Tuesday, December 28, 2010

A verdict in Moscow

Editorial
The Washington Post
Tuesday, December 28, 2010; A12

PRESIDENT OBAMA has lavished attention on Russian President Dmitry Medvedev at the expense of Prime Minister Vladimir Putin, on the theory that Mr. Medvedev might break with the corrupt authoritarianism that Mr. Putin brought to the Kremlin. On Monday a huge blow to that policy was delivered in a monotone by a Moscow judge, who devoted more than seven hours to reading out a guilty verdict in the most important political trial of Russia's post-Soviet history.

Judge Viktor Danilkin surprised no one with the finding that former oil magnate Mikhail Khodorkovsky and co-defendant Platon Lebedev were guilty of stealing $25 billion worth of oil from their own company. The charge was "absurd," as a former prime minister under Mr. Putin testified, and a bumbling prosecution team never clearly explained it, much less provided proof.

Yet Mr. Putin already announced on television 10 days ago that Mr. Khodorkovsky, a political rival who has been imprisoned since 2003, was guilty and "should sit in jail." That brazen confirmation of the trial's political orchestration seemed to embarrass Mr. Medvedev, and no wonder: The former Putin aide promised an end to "legal nihilism" when he took office in 2008.

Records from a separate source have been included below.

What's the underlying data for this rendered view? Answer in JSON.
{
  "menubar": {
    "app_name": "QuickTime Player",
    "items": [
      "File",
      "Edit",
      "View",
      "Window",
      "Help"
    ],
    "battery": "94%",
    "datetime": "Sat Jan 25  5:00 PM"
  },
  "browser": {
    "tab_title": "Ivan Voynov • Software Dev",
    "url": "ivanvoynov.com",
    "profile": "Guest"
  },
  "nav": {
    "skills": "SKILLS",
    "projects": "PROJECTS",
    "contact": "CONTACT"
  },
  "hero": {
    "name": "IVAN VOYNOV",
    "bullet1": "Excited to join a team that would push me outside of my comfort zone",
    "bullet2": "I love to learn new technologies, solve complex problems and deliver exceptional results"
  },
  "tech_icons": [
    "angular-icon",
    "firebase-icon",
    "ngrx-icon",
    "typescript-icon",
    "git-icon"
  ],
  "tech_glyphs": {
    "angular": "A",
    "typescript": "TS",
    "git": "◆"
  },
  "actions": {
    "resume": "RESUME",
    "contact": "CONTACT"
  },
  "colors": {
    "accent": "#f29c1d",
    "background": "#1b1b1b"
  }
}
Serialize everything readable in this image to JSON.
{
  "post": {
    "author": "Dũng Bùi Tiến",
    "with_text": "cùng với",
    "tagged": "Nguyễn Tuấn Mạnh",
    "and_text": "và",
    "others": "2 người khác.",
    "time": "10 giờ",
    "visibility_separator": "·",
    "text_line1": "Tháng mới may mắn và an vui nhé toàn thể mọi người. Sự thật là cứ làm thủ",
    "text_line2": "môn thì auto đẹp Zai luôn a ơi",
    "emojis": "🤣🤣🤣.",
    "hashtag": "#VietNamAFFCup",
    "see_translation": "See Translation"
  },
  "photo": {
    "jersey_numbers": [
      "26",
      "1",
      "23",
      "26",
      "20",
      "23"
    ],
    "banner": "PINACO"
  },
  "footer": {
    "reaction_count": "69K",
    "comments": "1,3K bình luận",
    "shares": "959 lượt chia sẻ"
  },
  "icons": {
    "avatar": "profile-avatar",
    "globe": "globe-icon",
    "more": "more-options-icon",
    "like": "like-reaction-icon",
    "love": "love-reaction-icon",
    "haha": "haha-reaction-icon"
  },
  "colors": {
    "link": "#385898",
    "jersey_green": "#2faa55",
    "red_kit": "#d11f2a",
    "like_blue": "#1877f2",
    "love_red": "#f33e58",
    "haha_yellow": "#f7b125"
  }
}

Mr. Khodorkovsky's conviction should make clear that Mr. Medvedev's project is going nowhere. Russia remains the country of Mr. Putin - where an oil executive who sought to run his company by the standards of Western multinationals saw his firm illegally seized and handed over to state companies headed by Mr. Putin's cronies; and where the price of that executive's funding of liberal political parties and civil society groups is seven years - so far - in a Siberian prison camp. Mr. Khodorkovsky's attorneys say they expect that when the judge finally finishes reading his verdict this week, he will add up to six more years to the original eight-year sentence, meaning that Mr. Putin's nemesis will remain locked up during the next presidential campaign in 2012.

The Obama administration on Monday added its voice to the condemnations across the democratic world of Mr. Khodorkovsky's prosecution. A White House statement said the case "appears to be an abusive use of the legal system for improper ends," adding that Russia's failure to respect the rule of law "impedes its own modernization and ability to deepen its ties with the United States."

That's stronger rhetoric than this president has previously employed with Russia. But it will have little impact unless the administration acts on its hint that the good relations Moscow seeks with the West are at stake. The way to support the alternative that Mr. Medvedev supposedly represents is to enforce accountability for human rights abuses - such as sanctions against those responsible for Mr. Khodorkovsky's prosecution. Support for Russia's membership in the World Trade Organization, including congressional repeal of the Jackson-Vanik amendment, should be put on hold.

If there are no such consequences for the Khodorkovsky case, Mr. Putin's victory will be complete - and Mr. Obama's diplomacy wasted.